For a naturalist, this is a dangerous kind of desire. It begs for more than pure natural history can provide, and then takes its questions to the narrow and treacherous terrain that runs between faith and reason. You stumble back and forth between the testable statements of science and the untestable impressions of experience, looking for ways to locate in words something of the lyric and resonance of living mysteries. Both sides tempt the mind with a lofty roost from which it can pronounce philosophies, reasons, and solutions, as though we might think our way to the grace of living in a just relationship with the other-than-human world. Prairie people, I believe, are more susceptible than most. The simple act of standing upright on the high plains is enough to foster delusions of dominion and knowledge.
Navigating that terrain between the knowable and the unknowable, this book follows obscure and diminishing birds into the shadow of a wounded land. Each story, argument, species profile, and drawing was conceived within a longing to reclaim the original spirit of grassland that survives yet in its birds. Beneath that longing lie the deeper human wish we all share: to find out how we might belong to a place, to find a way home.

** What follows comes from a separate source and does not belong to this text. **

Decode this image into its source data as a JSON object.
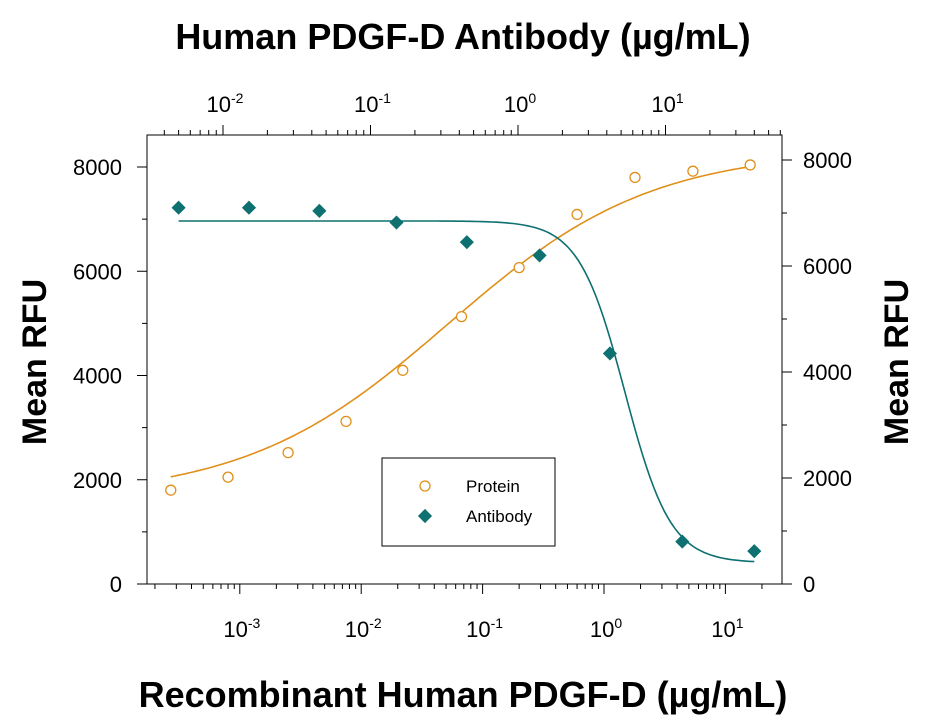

Precise directions are hard to come by, but for those of us who live on the Great Plains I have an idea of where we might at least take our bearings. Its that place at the edge of town where a large patch of wild grass grows, the little field that no one mows. Try going there sometime. Walk into the middle and lie down. Press your back against the earth and let the exhalations of the soil enter your body breath by breath. With grass blades waving overhead and the sky beyond, the human spirit has half a chance to come to its senses. If there are birds singing in the air, all the better. They will tell you where you are and, if you listen long enough, they may tell you who you are in the bargain.
Growing up in prairie towns and cities, I never once considered the grassy places beyond the ball diamond or the unploughed land at the edges of my grandfathers fields to be anything but ordinary. If there were birds in the grass, no one paid any attention to them. The exception was the sharp-tailed grouse. Chickens my father called them as we walked the field edges on fall afternoons, killing time and a few grouse between morning and evening duck shoots. The long walks in rubber boots seemed like some kind of penitential trial by boredom, so I would daydream most of the way in the drowsy warmth of my parka, my feet finding places between the clods of summerfallow or stubble. Small birds would sometimes fly up from swaths of grain, but their chittering cries were nothing more than the ambience of an October chicken hunt, the sounds that accompanied a plodding reverie.